Additionally, when a statute isn't clear about the situations to which it applies (does it require a valid license, or just a license, even if it is suspended?), the rule of lenity may be considered. 49. Rule of Lenity. Ambiguity in a statute defining a crime or imposing a penalty should be resolved in the defendant's favor (p. 296).

At least in some cases, judges have dismissed cases involving such drivers because they had licenses or permits, albeit suspended, because the statute's text does not require validity of the license or permit. By this method, judges are simply interpreting the text without trying to import the intent of the legislator (as if that were even possible). In other words, if the statute is a problem, legislators ought to take note and change the law. Do not rely on the courts to fix it.

That appears to be precisely what legislators in Maryland want to do. House Bill 3 would change the text of § 16-101(b) to read (additions in BOLD CAPS):
[e]ach individual operating on any highway in this State a moped, as defined in § 11-134.1 of this article or a motor scooter, as defined in § 11-134.5 of this article, shall have with the individual:
   (1) A VALID driver's license issued to the individual under this title, which license may be of any class issued by the Administration;
   (2) If the individual is a nonresident of this State, a VALID DRIVER'S license to drive issued to the individual by the state or country of the individual's residence, which license may be for any class of vehicle; or
   (3) A VALID moped operator's permit issued to the individual under this subtitle.
Having the legislature "fix" the law is preferable to judges reading a non-textual purpose into the law because it encourages the legislature to write better laws in the future. If  judges do read non-textual purposes into the law, legislatures will become lazy knowing that the courts will "fix" their problems. This is a problem--the legislature did not vote (and the Governor did not sign) on "intent" or "purpose," but only on the text as it is currently written (67. The false notion that the purpose of interpretation is to discover intent, p. 391).

A final, related issue is one contained within the article cited above:
[Cycle World owner] Riehl doesn’t support changing the [moped] law, saying a change that took effect Oct. 1 left him with a warehouse full of scooters. That law, sponsored by [Delegate] Beidle, requires operators of scooters to register their vehicles with the state and insure them. “(In 2011) we sold 25 between November and January for the holiday season,” he said. “You know what we sold since October?

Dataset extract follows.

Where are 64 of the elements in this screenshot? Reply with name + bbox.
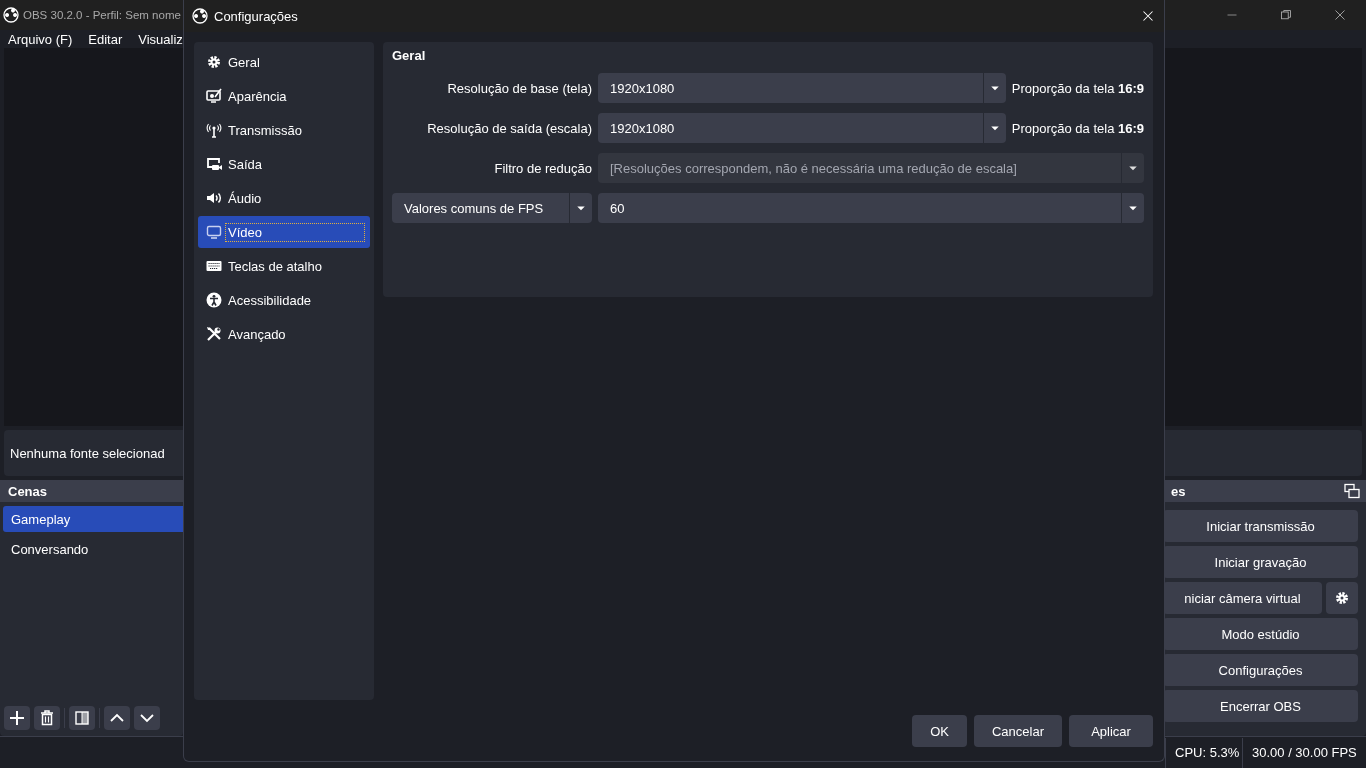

Zero.”
In other words, the moped licensing law is bad for business. Is there any role for the legislature in disposing of "bad" (but otherwise valid) laws? No. In his dissent in Griswold v. Connecticut, Justice Stewart wrote that Connecticut's contraceptives law was "uncommonly silly," yet it did not violate the Constitution. Justice Thomas echoed Justice Stewart's concerns in Lawrence v. Texas. The courts may be sympathetic to bad laws, but this is not a reason to dispose of them.